AI system DALL E: An all-rounder for creative people

The AI system DALL·E creates images from textual descriptions. The photorealistic results are impressive.

Laocoön was the first known security specialist: he recognized that the interior of the Trojan horse was jam-packed with Greek heroes. But the gods sent two sea serpents who dispatched the ancient security expert in no time, and so it was with Troy.

The famous Laocoon group depicts the poor whistleblower with his sons in the stranglehold of the serpents. How would it look if a Greek sculptor had created a marble statue of an IT specialist based on the Laocoon group’s model? The AI system DALL·E 2 shows possible answers.

picture 1 from 3

Table of Contents

Administrator in the style of the Laocoön group (3 images)

Multimodal model

In January 2021, OpenAI also aroused great interest outside of the machine learning communities: the company presented DALL E and CLIP to the public. The former was a milestone in the world of multimodal approaches, as the multiple neural network framework generated photorealistic images after simple text input. Therefore, OpenAI ironically named it DALL E as a portmanteau of the names of the famous surrealist and likeable robot from the Pixar film WALL-E.

To clear up the confusion surrounding the numbers behind the name: DALL·E (also known as DALL·E 1 in hindsight) was never publicly available. OpenAI released the completely revised version with a new architecture in April 2022 as DALL E 2. In the meantime, the company likes to forget the 2 and only speaks of DALL·E at the start of the beta, for example.

The beginnings

DALL·E 1 was not the first ML model to evaluate texts semantically and translate them into visuals. It’s not the first text-to-image AI model. There were previously implementations that worked, for example, on the basis of Generative Adversarial Networks (GAN), about which a group around Ian Goodfellow published an article in 2014. GAN consist of two artificial neural networks: generator and discriminator, which have been trained on vast amounts of image material. The generator tries to create images that are visually as close as possible to the training dataset. The discriminator has the task of unmasking the results as fakes. After the iterative counterplay, images emerge that the discriminator no longer recognizes as generated.

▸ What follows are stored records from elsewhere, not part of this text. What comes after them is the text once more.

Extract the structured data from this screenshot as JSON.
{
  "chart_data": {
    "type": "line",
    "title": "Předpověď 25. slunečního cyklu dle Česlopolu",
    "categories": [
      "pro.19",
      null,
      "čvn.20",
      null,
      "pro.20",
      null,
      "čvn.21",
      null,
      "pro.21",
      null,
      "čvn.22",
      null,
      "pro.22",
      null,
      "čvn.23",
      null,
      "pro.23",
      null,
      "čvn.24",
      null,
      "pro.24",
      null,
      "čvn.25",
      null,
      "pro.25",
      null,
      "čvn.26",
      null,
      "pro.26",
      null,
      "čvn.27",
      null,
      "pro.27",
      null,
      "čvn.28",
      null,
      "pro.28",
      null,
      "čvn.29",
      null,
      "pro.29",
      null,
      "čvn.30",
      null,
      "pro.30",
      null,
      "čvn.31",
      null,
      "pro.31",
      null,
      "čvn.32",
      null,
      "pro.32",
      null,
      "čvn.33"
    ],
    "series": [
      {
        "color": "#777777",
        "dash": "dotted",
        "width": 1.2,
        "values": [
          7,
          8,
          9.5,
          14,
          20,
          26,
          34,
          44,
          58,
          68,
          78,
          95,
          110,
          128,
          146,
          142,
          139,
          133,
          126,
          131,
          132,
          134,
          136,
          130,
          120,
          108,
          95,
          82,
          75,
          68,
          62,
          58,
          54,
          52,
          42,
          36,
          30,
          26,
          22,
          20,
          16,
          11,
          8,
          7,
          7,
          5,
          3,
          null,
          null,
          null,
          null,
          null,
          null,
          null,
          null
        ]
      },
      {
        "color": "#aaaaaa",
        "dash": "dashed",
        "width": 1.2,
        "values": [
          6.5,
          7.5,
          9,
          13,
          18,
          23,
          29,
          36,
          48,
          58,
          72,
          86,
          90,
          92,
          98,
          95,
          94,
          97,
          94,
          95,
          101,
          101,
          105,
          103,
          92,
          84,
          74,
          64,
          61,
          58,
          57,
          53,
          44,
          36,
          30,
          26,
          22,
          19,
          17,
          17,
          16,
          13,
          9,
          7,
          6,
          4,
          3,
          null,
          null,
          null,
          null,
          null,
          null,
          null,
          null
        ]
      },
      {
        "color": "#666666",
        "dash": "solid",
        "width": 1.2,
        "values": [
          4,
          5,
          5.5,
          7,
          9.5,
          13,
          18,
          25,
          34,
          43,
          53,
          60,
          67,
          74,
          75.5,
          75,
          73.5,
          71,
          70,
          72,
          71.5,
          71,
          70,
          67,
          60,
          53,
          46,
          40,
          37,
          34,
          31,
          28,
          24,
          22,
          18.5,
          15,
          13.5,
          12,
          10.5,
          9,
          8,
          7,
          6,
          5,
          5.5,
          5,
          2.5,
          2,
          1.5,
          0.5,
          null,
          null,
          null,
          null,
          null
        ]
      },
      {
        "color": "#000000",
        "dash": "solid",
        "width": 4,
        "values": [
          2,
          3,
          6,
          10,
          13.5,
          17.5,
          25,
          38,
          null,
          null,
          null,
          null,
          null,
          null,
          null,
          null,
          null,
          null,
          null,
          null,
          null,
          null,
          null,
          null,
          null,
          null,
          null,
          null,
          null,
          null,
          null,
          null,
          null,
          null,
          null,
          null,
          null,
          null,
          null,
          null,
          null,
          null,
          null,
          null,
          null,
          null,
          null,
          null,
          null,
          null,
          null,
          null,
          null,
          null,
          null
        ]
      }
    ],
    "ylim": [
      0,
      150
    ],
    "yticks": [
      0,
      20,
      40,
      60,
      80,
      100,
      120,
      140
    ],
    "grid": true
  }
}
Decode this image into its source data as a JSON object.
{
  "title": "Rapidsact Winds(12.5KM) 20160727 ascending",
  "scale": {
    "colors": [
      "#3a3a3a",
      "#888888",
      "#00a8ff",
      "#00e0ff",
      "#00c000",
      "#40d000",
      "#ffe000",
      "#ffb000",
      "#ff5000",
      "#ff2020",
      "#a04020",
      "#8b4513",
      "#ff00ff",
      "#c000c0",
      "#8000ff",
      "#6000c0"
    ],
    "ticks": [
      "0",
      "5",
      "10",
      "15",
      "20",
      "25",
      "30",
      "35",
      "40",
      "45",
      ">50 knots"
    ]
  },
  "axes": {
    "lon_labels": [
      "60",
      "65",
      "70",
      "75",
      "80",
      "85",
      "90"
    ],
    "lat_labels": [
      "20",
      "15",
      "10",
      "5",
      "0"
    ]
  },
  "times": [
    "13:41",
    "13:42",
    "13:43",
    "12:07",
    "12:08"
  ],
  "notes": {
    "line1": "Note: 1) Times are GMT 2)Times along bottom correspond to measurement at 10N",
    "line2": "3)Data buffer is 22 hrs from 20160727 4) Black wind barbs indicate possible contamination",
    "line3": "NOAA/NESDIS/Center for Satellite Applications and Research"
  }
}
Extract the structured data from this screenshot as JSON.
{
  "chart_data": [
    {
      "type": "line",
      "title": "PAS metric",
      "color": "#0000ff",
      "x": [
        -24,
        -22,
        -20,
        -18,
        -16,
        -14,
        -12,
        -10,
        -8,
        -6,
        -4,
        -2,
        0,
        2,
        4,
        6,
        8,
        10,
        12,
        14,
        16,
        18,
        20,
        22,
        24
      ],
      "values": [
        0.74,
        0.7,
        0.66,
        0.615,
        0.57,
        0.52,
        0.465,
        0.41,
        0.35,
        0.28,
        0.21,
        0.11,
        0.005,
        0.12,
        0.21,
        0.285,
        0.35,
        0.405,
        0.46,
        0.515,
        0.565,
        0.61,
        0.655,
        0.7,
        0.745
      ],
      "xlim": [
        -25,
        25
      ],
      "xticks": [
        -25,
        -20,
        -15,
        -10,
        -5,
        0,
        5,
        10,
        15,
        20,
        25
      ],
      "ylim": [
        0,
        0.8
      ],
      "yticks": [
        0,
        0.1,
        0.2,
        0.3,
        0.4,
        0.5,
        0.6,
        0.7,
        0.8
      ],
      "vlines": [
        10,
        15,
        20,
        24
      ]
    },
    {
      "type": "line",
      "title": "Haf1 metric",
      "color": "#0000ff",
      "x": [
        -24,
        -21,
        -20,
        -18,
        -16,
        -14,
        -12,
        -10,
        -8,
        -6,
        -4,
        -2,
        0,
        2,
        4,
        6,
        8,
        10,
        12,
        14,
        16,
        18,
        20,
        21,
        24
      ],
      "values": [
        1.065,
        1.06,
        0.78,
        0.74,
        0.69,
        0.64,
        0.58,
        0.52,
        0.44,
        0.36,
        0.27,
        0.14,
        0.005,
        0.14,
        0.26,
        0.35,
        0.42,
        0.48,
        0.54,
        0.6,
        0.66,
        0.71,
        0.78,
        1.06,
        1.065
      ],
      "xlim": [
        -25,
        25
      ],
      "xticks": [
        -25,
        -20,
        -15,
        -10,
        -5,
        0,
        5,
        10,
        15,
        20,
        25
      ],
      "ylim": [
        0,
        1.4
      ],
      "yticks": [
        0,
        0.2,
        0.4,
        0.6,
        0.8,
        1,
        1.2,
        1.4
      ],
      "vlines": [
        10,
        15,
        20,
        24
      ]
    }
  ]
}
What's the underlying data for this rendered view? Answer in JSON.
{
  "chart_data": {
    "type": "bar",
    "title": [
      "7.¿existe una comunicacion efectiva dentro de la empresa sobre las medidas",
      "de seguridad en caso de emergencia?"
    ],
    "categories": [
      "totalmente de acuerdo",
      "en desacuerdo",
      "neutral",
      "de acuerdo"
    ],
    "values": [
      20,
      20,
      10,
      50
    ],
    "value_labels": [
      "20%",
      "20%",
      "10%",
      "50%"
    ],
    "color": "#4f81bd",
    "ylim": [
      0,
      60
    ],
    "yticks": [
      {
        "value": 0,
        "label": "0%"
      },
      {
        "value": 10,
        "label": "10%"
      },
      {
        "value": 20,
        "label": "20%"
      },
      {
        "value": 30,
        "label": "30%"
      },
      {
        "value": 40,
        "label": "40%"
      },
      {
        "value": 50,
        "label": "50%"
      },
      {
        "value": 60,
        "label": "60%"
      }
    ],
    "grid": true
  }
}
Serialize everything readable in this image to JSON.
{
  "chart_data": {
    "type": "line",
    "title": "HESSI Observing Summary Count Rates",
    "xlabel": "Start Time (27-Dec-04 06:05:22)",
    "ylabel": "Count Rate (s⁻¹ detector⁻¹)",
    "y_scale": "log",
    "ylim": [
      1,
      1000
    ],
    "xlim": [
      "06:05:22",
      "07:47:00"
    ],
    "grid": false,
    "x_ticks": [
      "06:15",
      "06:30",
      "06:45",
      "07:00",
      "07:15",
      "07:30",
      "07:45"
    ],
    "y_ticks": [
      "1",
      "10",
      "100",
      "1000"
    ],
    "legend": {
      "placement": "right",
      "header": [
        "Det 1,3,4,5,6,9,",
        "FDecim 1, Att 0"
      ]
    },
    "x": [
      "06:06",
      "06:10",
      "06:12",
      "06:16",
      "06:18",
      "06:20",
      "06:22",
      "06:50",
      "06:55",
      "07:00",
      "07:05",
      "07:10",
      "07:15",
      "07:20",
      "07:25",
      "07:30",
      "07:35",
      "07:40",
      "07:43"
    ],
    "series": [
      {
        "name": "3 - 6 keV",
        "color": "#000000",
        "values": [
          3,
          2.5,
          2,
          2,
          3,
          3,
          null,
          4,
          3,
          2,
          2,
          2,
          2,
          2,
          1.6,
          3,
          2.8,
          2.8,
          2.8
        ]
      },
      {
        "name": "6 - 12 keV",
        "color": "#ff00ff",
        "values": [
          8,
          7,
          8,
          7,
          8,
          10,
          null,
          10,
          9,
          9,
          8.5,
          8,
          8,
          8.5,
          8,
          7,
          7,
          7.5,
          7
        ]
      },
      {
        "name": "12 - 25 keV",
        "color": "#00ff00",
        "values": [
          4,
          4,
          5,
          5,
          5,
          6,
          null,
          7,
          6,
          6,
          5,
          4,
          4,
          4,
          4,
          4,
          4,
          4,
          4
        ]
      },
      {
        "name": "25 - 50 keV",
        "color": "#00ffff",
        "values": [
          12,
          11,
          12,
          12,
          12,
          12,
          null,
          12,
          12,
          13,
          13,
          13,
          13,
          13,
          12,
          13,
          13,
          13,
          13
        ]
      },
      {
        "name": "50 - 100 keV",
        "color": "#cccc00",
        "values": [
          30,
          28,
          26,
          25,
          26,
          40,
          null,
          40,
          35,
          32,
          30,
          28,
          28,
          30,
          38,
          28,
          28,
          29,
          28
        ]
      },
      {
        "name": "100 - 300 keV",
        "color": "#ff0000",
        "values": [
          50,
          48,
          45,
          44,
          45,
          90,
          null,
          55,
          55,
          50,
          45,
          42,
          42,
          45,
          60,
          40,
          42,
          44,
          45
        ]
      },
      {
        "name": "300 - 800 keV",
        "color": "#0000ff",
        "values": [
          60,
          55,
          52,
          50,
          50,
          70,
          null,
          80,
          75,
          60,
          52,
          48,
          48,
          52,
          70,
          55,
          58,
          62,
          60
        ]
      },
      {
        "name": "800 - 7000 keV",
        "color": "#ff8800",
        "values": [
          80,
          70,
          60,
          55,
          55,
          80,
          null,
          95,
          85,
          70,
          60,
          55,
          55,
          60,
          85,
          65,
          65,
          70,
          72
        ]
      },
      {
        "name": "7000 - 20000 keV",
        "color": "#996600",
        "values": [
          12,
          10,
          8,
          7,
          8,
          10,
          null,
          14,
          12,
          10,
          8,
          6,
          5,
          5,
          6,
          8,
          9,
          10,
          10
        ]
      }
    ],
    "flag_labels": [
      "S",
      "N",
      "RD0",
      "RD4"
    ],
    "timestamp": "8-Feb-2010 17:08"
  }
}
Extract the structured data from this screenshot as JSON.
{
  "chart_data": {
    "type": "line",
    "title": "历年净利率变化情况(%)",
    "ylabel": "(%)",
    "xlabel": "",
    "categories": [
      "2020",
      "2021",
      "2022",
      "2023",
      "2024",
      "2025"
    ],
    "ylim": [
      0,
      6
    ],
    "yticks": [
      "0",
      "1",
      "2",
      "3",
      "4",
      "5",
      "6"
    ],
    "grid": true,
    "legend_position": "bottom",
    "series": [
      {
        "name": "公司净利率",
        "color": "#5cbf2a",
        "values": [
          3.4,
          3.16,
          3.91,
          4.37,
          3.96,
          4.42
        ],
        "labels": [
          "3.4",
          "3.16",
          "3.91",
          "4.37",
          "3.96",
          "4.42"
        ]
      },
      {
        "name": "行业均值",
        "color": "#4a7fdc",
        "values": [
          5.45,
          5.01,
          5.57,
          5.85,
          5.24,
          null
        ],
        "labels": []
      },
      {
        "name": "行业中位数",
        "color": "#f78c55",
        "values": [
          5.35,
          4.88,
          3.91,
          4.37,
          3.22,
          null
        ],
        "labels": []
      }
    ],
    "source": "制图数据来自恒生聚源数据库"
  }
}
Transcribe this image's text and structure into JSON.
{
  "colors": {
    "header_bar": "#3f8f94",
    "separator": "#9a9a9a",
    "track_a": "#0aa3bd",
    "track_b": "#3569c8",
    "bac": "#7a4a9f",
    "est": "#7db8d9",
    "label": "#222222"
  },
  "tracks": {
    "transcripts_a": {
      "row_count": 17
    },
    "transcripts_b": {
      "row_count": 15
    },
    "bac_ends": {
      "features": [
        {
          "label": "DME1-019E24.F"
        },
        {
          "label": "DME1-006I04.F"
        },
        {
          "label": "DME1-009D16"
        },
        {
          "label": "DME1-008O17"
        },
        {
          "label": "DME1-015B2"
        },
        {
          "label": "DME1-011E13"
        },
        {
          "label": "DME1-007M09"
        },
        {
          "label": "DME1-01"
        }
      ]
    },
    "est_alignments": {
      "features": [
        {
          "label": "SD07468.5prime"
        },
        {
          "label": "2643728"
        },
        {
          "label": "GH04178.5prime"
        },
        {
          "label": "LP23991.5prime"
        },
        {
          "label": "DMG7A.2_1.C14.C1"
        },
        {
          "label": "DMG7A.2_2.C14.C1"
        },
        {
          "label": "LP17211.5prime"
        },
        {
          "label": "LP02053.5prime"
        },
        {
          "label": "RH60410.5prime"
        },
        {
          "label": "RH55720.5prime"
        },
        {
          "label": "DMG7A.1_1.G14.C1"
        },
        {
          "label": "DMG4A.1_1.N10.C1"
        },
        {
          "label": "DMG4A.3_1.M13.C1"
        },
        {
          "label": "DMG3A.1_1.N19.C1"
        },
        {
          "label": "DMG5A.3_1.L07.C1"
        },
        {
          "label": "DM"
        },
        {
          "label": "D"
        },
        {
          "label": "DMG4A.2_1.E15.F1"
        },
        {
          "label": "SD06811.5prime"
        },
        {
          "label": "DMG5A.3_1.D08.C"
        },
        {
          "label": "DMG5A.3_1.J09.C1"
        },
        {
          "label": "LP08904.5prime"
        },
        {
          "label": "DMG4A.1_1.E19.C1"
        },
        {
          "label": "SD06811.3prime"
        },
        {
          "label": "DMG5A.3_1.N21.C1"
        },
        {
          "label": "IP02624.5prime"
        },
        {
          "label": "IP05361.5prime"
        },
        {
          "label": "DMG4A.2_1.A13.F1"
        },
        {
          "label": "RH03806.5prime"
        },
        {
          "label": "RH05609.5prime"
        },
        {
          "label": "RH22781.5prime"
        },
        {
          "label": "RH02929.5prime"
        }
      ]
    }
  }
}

Two years later, researchers from Michigan University and the Max Planck Institute for Computer Science (Saarbrücken) published the paper “Generative Adversarial Text to Image Synthesis” in 2016. The idea behind this is to translate the visual concepts from the text into pixels. The text-to-image mapping already existed in the training data set, whose creators had manually labeled all of the visual data. The quality of the process was still far from a photo-realistic representation. The procedure described in the paper has been implemented several times, including in Scott Ellison Reed’s Text to Image API web application. The system created interesting images for simple inputs. However, the results for complex text templates were insufficient. This was probably also due to the fact that the data set for the training mainly contained images of animals and objects.

picture 1 from 3

Text to Image web application (3 images)

Text to Image: The “bird” prompt produced something bird-like.
Five years later, a completely new application appeared with DALL·E. Instead of GANs, OpenAI used their GPT-3 transformer for this. Transformer models, which Google, among others, has developed in addition to OpenAI, work with a self-attention mechanism: they pay attention to the data entered (prompts) and to their own results. This creates coherent content. The gigantic NLP model GPT-3 (Generative Pre-trained Transformer) from OpenAI writes the logical texts with content-relevant links not without a literary touch.

The GPT-3 Transformer can understand a wide variety of content, link it together and create a self-contained conclusion. The following example makes it clear that the system firstly knows Goethe’s writing style, secondly, what a TV commercial is, and thirdly, it is able to organically combine the two very different concepts:

The first version of DALL·E used the 12 billion parameter version of GPT-3. During training, she learned how to generate images from prompts. The basis was a data set of image-text pairs. CLIP, another artificial neural network from OpenAI, was used to match image and text and to rank the best visual results. Unlike DALL·E, it is available as open source software and has found many followers among AI artists.

The capabilities of DALL E were already convincing in 2021: The model understood the text input and generated suitable images.

DALL·E 1 was the first step of OpenAI’s research project and never reached the light of the public. Only a small group of researchers and community ambassadors, including the author of this article, had access to the system. DALL·E’s knowledge and skills surprised from the start.

The result of the Mona Lisa drinking wine with da Vinci showed the narrative power of the system: the elegantly raised wine glass with the Gioconda reflected in it can certainly be understood as a reference to da Vinci’s self-portrait theories.

picture 1 from 4

The author has created additional images with DALL·E 1. (4 pictures)

Prompt: “Statue of Keanu Reeves in style of Michelangelo”
DALL E 1 had some limitations:

the resolution was low: 256×256 px,
it was trained only for English-language contexts, and any unclear input simply produced images of nature and
the picture quality wasn’t the best.

In winter 2022, OpenAI demonstrated the newer version of DALL E, which was significantly more powerful.